Matières premières : réguler les marchés est une "question complexe"

31/08/10 à 15:07 - Mise à jour à 15:07

Source: Trends-Tendances

La Commission européenne a indiqué mardi "partager" le constat français sur "le besoin d'une approche européenne" pour mieux réguler les marchés financiers liés aux matières premières, après un appel en ce sens de Paris.
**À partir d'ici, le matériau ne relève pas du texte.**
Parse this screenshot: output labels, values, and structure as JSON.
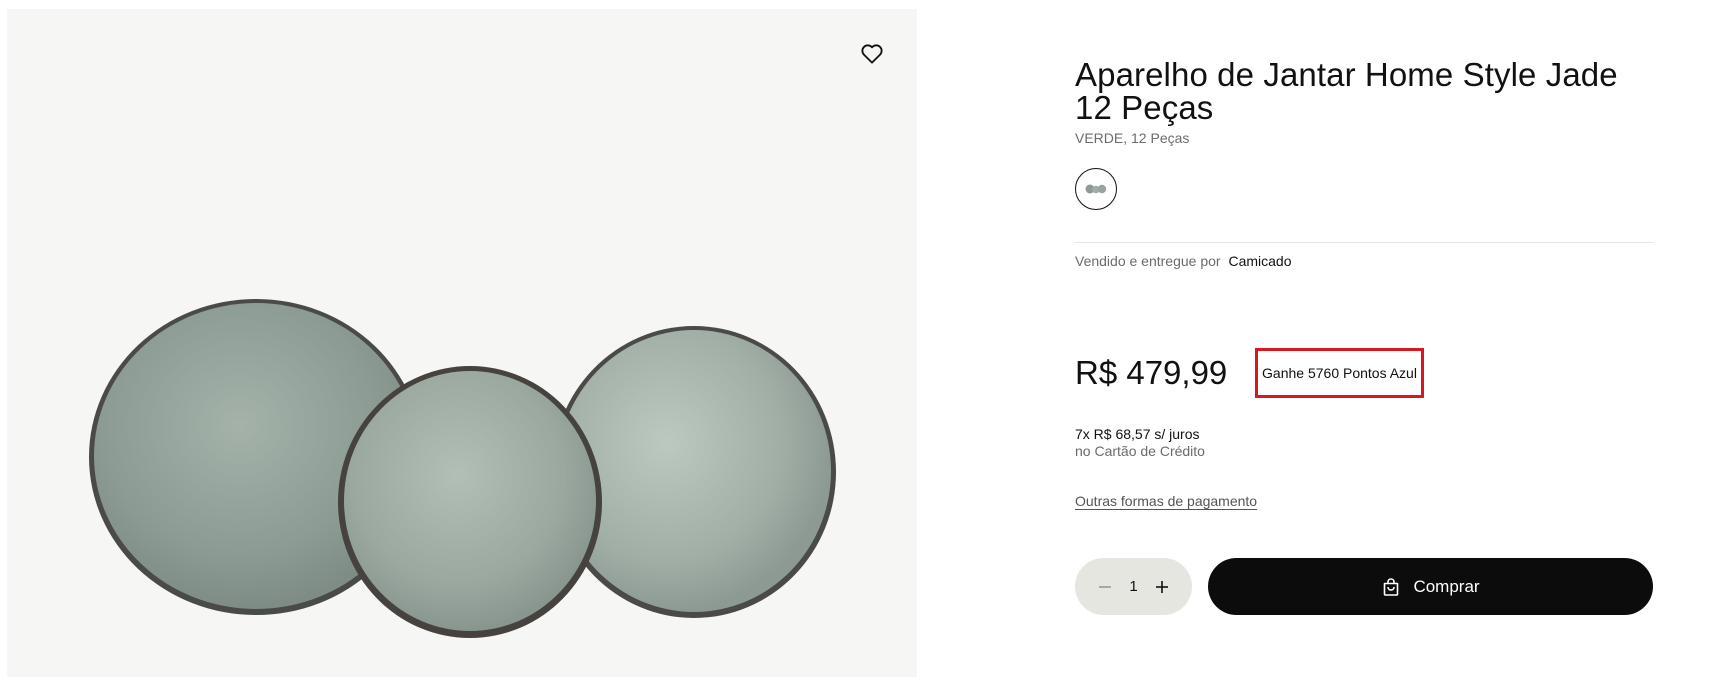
{
  "product": {
    "title": "Aparelho de Jantar Home Style Jade 12 Peças",
    "variant": "VERDE, 12 Peças",
    "seller_prefix": "Vendido e entregue por",
    "seller_name": "Camicado",
    "price": "R$ 479,99",
    "points": "Ganhe 5760 Pontos Azul",
    "installments_value": "7x R$ 68,57 s/ juros",
    "installments_method": "no Cartão de Crédito",
    "other_payments": "Outras formas de pagamento"
  },
  "purchase": {
    "quantity": "1",
    "buy_label": "Comprar"
  },
  "icons": {
    "wishlist": "heart-icon",
    "swatch": "color-swatch-thumbnail",
    "minus": "minus-icon",
    "plus": "plus-icon",
    "bag": "shopping-bag-icon"
  },
  "colors": {
    "accent_border": "#d7191f",
    "button_bg": "#0c0c0c",
    "qty_bg": "#e6e6e1"
  }
}
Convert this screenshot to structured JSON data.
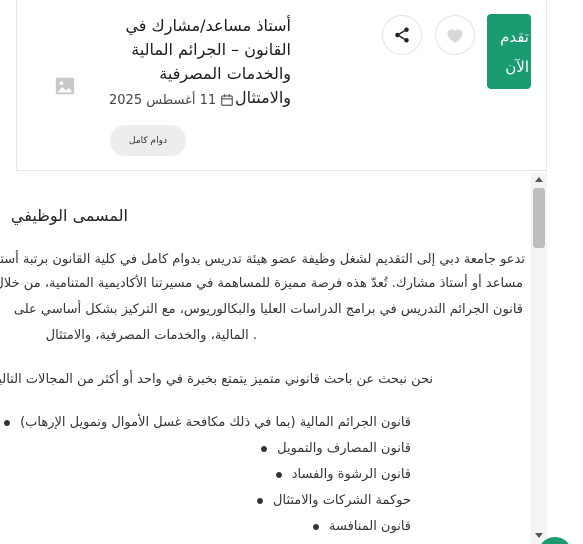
{
  "job": {
    "apply_label": "تقدم الآن",
    "title": "أستاذ مساعد/مشارك في القانون – الجرائم المالية والخدمات المصرفية والامتثال",
    "date": "11 أغسطس 2025",
    "employment_type": "دوام كامل"
  },
  "description": {
    "heading": "المسمى الوظيفي",
    "paragraph_lines": [
      "تدعو جامعة دبي إلى التقديم لشغل وظيفة عضو هيئة تدريس بدوام كامل في كلية القانون برتبة أستاذ",
      "مساعد أو أستاذ مشارك. تُعدّ هذه فرصة مميزة للمساهمة في مسيرتنا الأكاديمية المتنامية، من خلال",
      "قانون الجرائم التدريس في برامج الدراسات العليا والبكالوريوس، مع التركيز بشكل أساسي على",
      ". المالية، والخدمات المصرفية، والامتثال"
    ],
    "intro": "نحن نبحث عن باحث قانوني متميز يتمتع بخبرة في واحد أو أكثر من المجالات التالية:",
    "areas": [
      "قانون الجرائم المالية (بما في ذلك مكافحة غسل الأموال وتمويل الإرهاب)",
      "قانون المصارف والتمويل",
      "قانون الرشوة والفساد",
      "حوكمة الشركات والامتثال",
      "قانون المنافسة"
    ]
  },
  "icons": {
    "like": "heart-icon",
    "share": "share-icon",
    "logo": "image-placeholder-icon",
    "calendar": "calendar-icon"
  },
  "colors": {
    "accent": "#1a9b72"
  }
}
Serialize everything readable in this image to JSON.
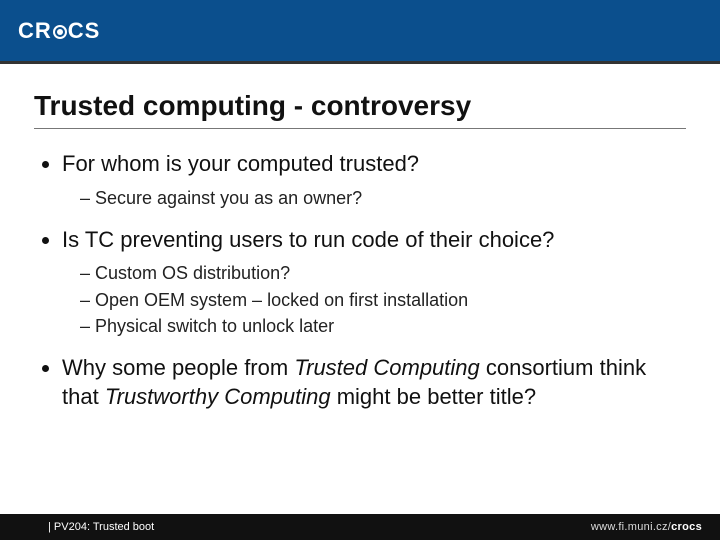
{
  "header": {
    "logo": {
      "cr": "CR",
      "cs": "CS"
    }
  },
  "title": "Trusted computing - controversy",
  "bullets": [
    {
      "text": "For whom is your computed trusted?",
      "sub": [
        "Secure against you as an owner?"
      ]
    },
    {
      "text": "Is TC preventing users to run code of their choice?",
      "sub": [
        "Custom OS distribution?",
        "Open OEM system – locked on first installation",
        "Physical switch to unlock later"
      ]
    },
    {
      "seg1": "Why some people from ",
      "em1": "Trusted Computing",
      "seg2": " consortium think that ",
      "em2": "Trustworthy Computing",
      "seg3": " might be better title?"
    }
  ],
  "footer": {
    "left": "| PV204: Trusted boot",
    "url_prefix": "www.fi.muni.cz/",
    "url_bold": "crocs"
  }
}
Matières premières : réguler les marchés est une "question complexe"

© Bloomberg

"Je partage pleinement le constat fait par le gouvernement français sur l'importance de la question des marchés d'instruments financiers dérivés de matières premières, et assimilés, et le besoin d'une approche européenne coordonnée, a indiqué Michel Barnier, commissaire européen aux Services financiers, dans une déclaration transmise à l'AFP. J'accueille très favorablement la volonté politique exprimée par la France de faire avancer ce débat."

Le commissaire juge par ailleurs "positif" que la France ait décidé d'en faire une priorité pendant sa présidence du G20 : "Je pense que c'est un débat que nous devons avoir au niveau européen et au niveau mondial, car c'est une question complexe qui demande une coordination internationale."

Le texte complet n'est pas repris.